On the irreducibility of locally metric connections

TL;DR

This paper investigates the conditions under which locally metric connections on compact manifolds have irreducible holonomy, extending known results from Riemannian geometry to a broader class of connections and providing geometric classifications.

Contribution

It generalizes Gallot's theorem on Riemannian cones to locally metric connections with conformal structures, under natural geometric assumptions.

Findings

Irreducible holonomy implies preservation of a conformal structure.

Connections with reducible holonomy are either trivial or Levi-Civita of a Riemannian metric.

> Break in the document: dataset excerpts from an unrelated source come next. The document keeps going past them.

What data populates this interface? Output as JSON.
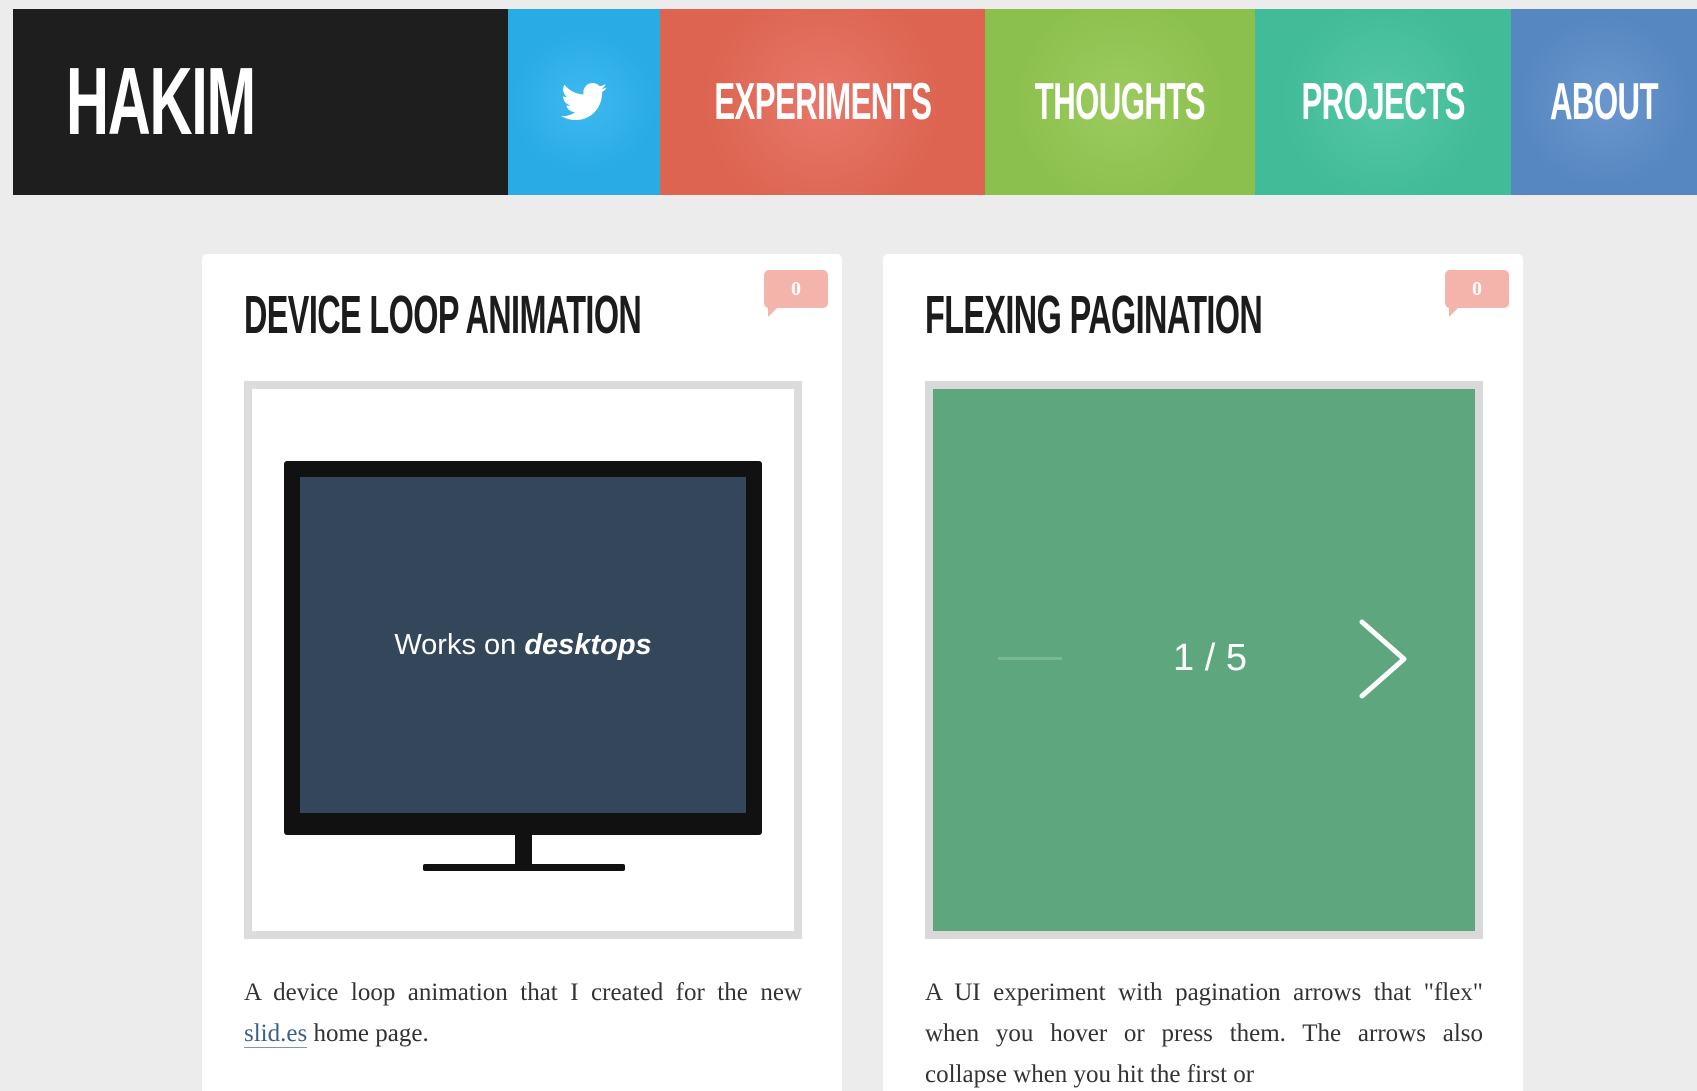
{
  "header": {
    "logo": "HAKIM",
    "nav": [
      {
        "label": "",
        "icon": "twitter-icon",
        "color": "#29abe6"
      },
      {
        "label": "EXPERIMENTS",
        "color": "#e0634f"
      },
      {
        "label": "THOUGHTS",
        "color": "#8ec14f"
      },
      {
        "label": "PROJECTS",
        "color": "#43bc9a"
      },
      {
        "label": "ABOUT",
        "color": "#5a88c2"
      }
    ]
  },
  "cards": [
    {
      "title": "DEVICE LOOP ANIMATION",
      "comments": "0",
      "preview_text": "Works on",
      "preview_text_emphasis": "desktops",
      "description_before": "A device loop animation that I created for the new",
      "description_link": "slid.es",
      "description_after": "home page."
    },
    {
      "title": "FLEXING PAGINATION",
      "comments": "0",
      "pager": "1 / 5",
      "preview_color": "#5ea67e",
      "description": "A UI experiment with pagination arrows that \"flex\" when you hover or press them. The arrows also collapse when you hit the first or"
    }
  ]
}
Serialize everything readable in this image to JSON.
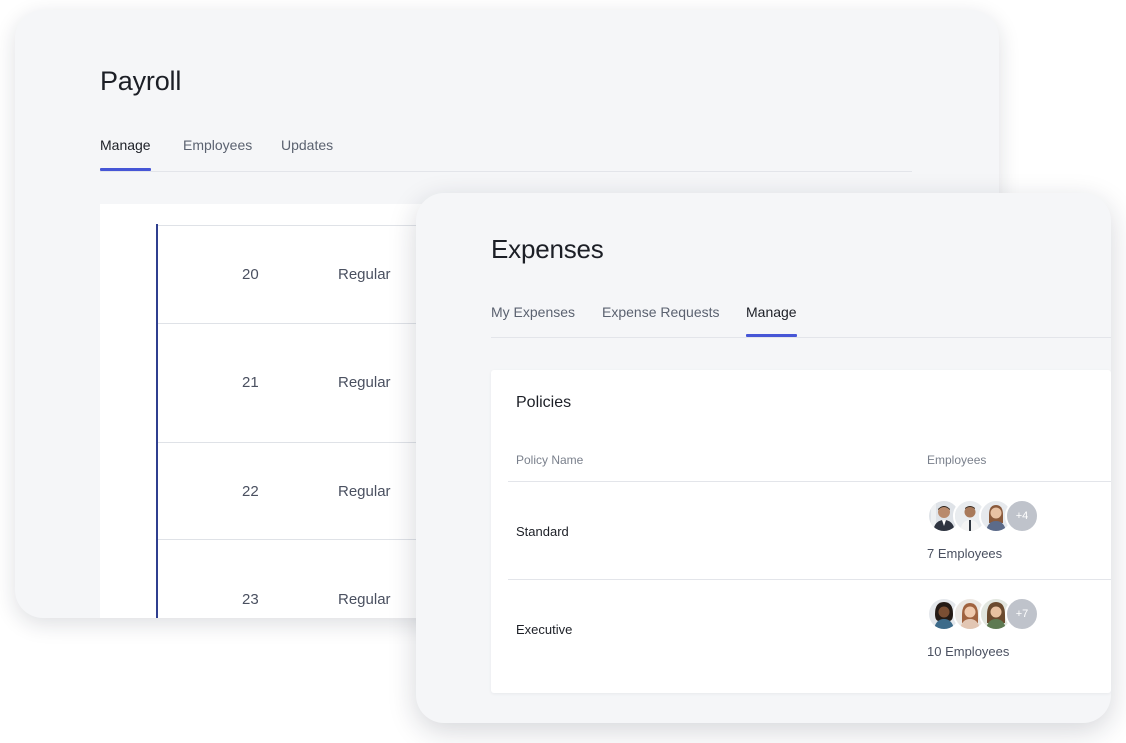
{
  "payroll": {
    "title": "Payroll",
    "tabs": [
      {
        "label": "Manage",
        "active": true
      },
      {
        "label": "Employees",
        "active": false
      },
      {
        "label": "Updates",
        "active": false
      }
    ],
    "rows": [
      {
        "number": "20",
        "type": "Regular"
      },
      {
        "number": "21",
        "type": "Regular"
      },
      {
        "number": "22",
        "type": "Regular"
      },
      {
        "number": "23",
        "type": "Regular"
      }
    ]
  },
  "expenses": {
    "title": "Expenses",
    "tabs": [
      {
        "label": "My Expenses",
        "active": false
      },
      {
        "label": "Expense Requests",
        "active": false
      },
      {
        "label": "Manage",
        "active": true
      }
    ],
    "policies": {
      "title": "Policies",
      "columns": {
        "name": "Policy Name",
        "employees": "Employees"
      },
      "rows": [
        {
          "name": "Standard",
          "extra_badge": "+4",
          "employee_count": "7 Employees"
        },
        {
          "name": "Executive",
          "extra_badge": "+7",
          "employee_count": "10 Employees"
        }
      ]
    }
  },
  "colors": {
    "accent": "#4656d6",
    "timeline": "#2f3f8f",
    "card_bg": "#f5f6f8"
  }
}
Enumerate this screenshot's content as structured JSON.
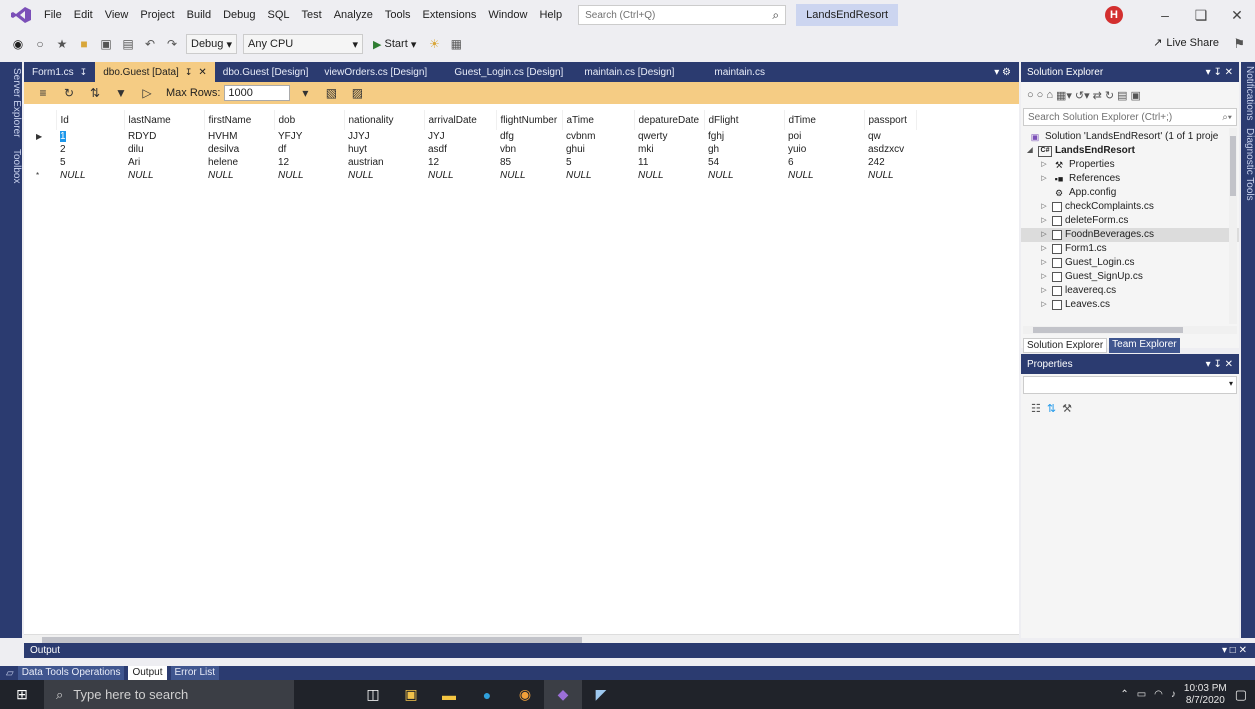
{
  "menu": {
    "items": [
      "File",
      "Edit",
      "View",
      "Project",
      "Build",
      "Debug",
      "SQL",
      "Test",
      "Analyze",
      "Tools",
      "Extensions",
      "Window",
      "Help"
    ],
    "search_placeholder": "Search (Ctrl+Q)",
    "solution_name": "LandsEndResort",
    "user_initial": "H"
  },
  "toolbar": {
    "config": "Debug",
    "platform": "Any CPU",
    "start_label": "Start",
    "live_share": "Live Share"
  },
  "side_tabs": [
    "Server Explorer",
    "Toolbox"
  ],
  "right_tabs": [
    "Notifications",
    "Diagnostic Tools"
  ],
  "doc_tabs": [
    {
      "label": "Form1.cs",
      "active": false
    },
    {
      "label": "dbo.Guest [Data]",
      "active": true
    },
    {
      "label": "dbo.Guest [Design]",
      "active": false
    },
    {
      "label": "viewOrders.cs [Design]",
      "active": false
    },
    {
      "label": "Guest_Login.cs [Design]",
      "active": false
    },
    {
      "label": "maintain.cs [Design]",
      "active": false
    },
    {
      "label": "maintain.cs",
      "active": false
    }
  ],
  "grid_toolbar": {
    "max_rows_label": "Max Rows:",
    "max_rows_value": "1000"
  },
  "grid": {
    "columns": [
      "Id",
      "lastName",
      "firstName",
      "dob",
      "nationality",
      "arrivalDate",
      "flightNumber",
      "aTime",
      "depatureDate",
      "dFlight",
      "dTime",
      "passport"
    ],
    "rows": [
      [
        "1",
        "RDYD",
        "HVHM",
        "YFJY",
        "JJYJ",
        "JYJ",
        "dfg",
        "cvbnm",
        "qwerty",
        "fghj",
        "poi",
        "qw"
      ],
      [
        "2",
        "dilu",
        "desilva",
        "df",
        "huyt",
        "asdf",
        "vbn",
        "ghui",
        "mki",
        "gh",
        "yuio",
        "asdzxcv"
      ],
      [
        "5",
        "Ari",
        "helene",
        "12",
        "austrian",
        "12",
        "85",
        "5",
        "11",
        "54",
        "6",
        "242"
      ],
      [
        "NULL",
        "NULL",
        "NULL",
        "NULL",
        "NULL",
        "NULL",
        "NULL",
        "NULL",
        "NULL",
        "NULL",
        "NULL",
        "NULL"
      ]
    ]
  },
  "solution_explorer": {
    "title": "Solution Explorer",
    "search_placeholder": "Search Solution Explorer (Ctrl+;)",
    "solution_line": "Solution 'LandsEndResort' (1 of 1 proje",
    "project": "LandsEndResort",
    "items": [
      {
        "label": "Properties",
        "icon": "wrench-icon",
        "arrow": true
      },
      {
        "label": "References",
        "icon": "references-icon",
        "arrow": true
      },
      {
        "label": "App.config",
        "icon": "config-icon",
        "arrow": false
      },
      {
        "label": "checkComplaints.cs",
        "icon": "form-icon",
        "arrow": true
      },
      {
        "label": "deleteForm.cs",
        "icon": "form-icon",
        "arrow": true
      },
      {
        "label": "FoodnBeverages.cs",
        "icon": "form-icon",
        "arrow": true,
        "hilite": true
      },
      {
        "label": "Form1.cs",
        "icon": "form-icon",
        "arrow": true
      },
      {
        "label": "Guest_Login.cs",
        "icon": "form-icon",
        "arrow": true
      },
      {
        "label": "Guest_SignUp.cs",
        "icon": "form-icon",
        "arrow": true
      },
      {
        "label": "leavereq.cs",
        "icon": "form-icon",
        "arrow": true
      },
      {
        "label": "Leaves.cs",
        "icon": "form-icon",
        "arrow": true
      }
    ],
    "bottom_tabs": [
      "Solution Explorer",
      "Team Explorer"
    ]
  },
  "properties": {
    "title": "Properties"
  },
  "output": {
    "title": "Output"
  },
  "bottom_tabs": [
    "Data Tools Operations",
    "Output",
    "Error List"
  ],
  "taskbar": {
    "search_placeholder": "Type here to search",
    "time": "10:03 PM",
    "date": "8/7/2020"
  }
}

Provides a geometric classification of certain conformal manifolds with Weyl connections.

Abstract

A locally metric connection on a smooth manifold $M$ is a torsion-free connection $D$ on $TM$ with compact restricted holonomy group $\mathrm{Hol}_0(D)$. If the holonomy representation of such a connection is irreducible, then $D$ preserves a conformal structure on $M$. Under some natural geometric assumption on the life-time of incomplete geodesics, we prove that conversely, a locally metric connection $D$ preserving a conformal structure on a compact manifold $M$ has irreducible holonomy representation, unless $\mathrm{Hol}_0(D)=0$ or $D$ is the Levi-Civita connection of a Riemannian metric on $M$. This result generalizes Gallot's theorem on the irreducibility of Riemannian cones to a much wider class of connections. As an application, we give the geometric description of compact conformal manifolds carrying a tame closed Weyl connection with non-generic holonomy.